Google recently introduced a cutting-edge AI tool called Whisk, designed to create images using other images as prompts instead of relying solely on lengthy text descriptions. This innovative approach allows users to specify the subject, scene, and style of an AI-generated image by providing reference pictures.
How Whisk Works
Whisk offers a more intuitive way to generate images by using visual inputs. Users can upload images to serve as inspiration for the subject, scene, or style of the desired output. Additionally, multiple images can be provided for each category to refine the results. While text prompts are optional, users can include them if they wish to add extra details.
For those without specific images, Whisk features a dice icon that randomly selects AI-generated visuals to guide the creation process. At the end of this setup, users have the option to type further details into a text box, but it’s not a mandatory step.
Once the inputs are finalized, Whisk generates a set of images along with corresponding text prompts. Users can either favorite or download the resulting image if it meets their expectations. Alternatively, they can refine it by entering additional text or editing the generated prompt.
Google emphasizes in its blog post that Whisk is intended for “rapid visual exploration” rather than precise, pixel-perfect editing. The tool is built to encourage experimentation, acknowledging that it might occasionally produce results that don’t align with user expectations. To address this, Whisk allows adjustments to the underlying prompts, giving users more control over the creative process.
The iterative nature of Whisk makes it engaging for users who enjoy tweaking their creations. In a brief hands-on experience with the tool, its functionality proved both entertaining and flexible, even if the images sometimes leaned toward the unconventional. While the few seconds required to generate each image might feel like a minor inconvenience, the ability to iterate on results keeps the experience enjoyable.

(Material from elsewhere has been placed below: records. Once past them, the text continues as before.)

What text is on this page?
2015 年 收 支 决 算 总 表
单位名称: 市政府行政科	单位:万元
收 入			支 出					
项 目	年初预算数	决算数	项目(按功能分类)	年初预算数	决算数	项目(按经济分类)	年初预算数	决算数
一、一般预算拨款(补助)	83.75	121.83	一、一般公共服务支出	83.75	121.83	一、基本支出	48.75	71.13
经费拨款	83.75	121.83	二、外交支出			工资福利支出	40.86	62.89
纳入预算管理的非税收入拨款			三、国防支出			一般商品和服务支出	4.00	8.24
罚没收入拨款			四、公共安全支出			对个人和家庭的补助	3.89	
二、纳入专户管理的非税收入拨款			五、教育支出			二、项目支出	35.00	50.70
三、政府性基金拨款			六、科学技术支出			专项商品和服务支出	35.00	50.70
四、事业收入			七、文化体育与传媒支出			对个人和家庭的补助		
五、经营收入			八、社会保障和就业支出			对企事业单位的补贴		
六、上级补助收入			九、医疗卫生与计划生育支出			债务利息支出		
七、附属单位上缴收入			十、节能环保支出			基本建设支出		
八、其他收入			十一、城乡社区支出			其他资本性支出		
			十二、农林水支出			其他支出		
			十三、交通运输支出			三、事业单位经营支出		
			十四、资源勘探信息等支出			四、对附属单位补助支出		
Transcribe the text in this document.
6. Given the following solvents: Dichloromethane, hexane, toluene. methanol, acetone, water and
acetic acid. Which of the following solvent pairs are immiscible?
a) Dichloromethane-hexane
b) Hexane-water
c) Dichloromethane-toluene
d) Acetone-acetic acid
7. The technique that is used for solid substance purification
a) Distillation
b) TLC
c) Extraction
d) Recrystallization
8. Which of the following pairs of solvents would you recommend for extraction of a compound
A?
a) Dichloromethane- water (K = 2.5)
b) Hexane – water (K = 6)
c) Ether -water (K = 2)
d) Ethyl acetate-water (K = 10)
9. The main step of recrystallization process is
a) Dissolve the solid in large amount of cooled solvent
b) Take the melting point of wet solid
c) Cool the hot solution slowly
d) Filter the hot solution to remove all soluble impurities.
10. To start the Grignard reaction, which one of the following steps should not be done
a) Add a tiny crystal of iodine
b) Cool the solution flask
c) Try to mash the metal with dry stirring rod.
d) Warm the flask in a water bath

At the core of Whisk is the latest iteration of Google’s Imagen 3 image-generation model, also announced alongside the tool. Imagen 3 builds on previous versions with enhancements to image quality and coherence, providing users with a robust platform for creative experimentation.
In addition to Whisk, Google unveiled Veo 2, the next-generation version of its video-generation model. Veo 2 is designed with a deeper understanding of cinematographic language, making it capable of producing video content with a more polished and professional aesthetic. Notably, it also addresses common issues found in earlier AI models, such as generating distorted features like extra fingers.
Veo 2 will initially be available through Google’s VideoFX, which users can access by joining the Google Labs waitlist. The company plans to expand its application to YouTube Shorts and other platforms by next year, signaling a broader push to integrate AI-generated video content into its ecosystem.
With Whisk and Veo 2, Google is broadening its portfolio of AI-powered creative tools. Whisk’s unique approach of using images as prompts lowers the barrier to entry for users who may find text-based prompts cumbersome or less intuitive. Meanwhile, Veo 2 aims to revolutionize video generation by combining cinematic expertise with improved accuracy and reduced distortions.
Together, these tools showcase Google’s commitment to advancing AI technology in creative fields. Whisk is ideal for rapid exploration and concept visualization, while Veo 2 offers a glimpse into the future of AI-driven video production. Both tools highlight the company’s efforts to make artificial intelligence more accessible and effective across a range of creative applications.
As these technologies continue to evolve, they promise to redefine how individuals and professionals approach visual content creation. Whether it’s generating images with minimal input or crafting compelling video narratives, Google’s AI innovations are paving the way for new possibilities in digital creativity.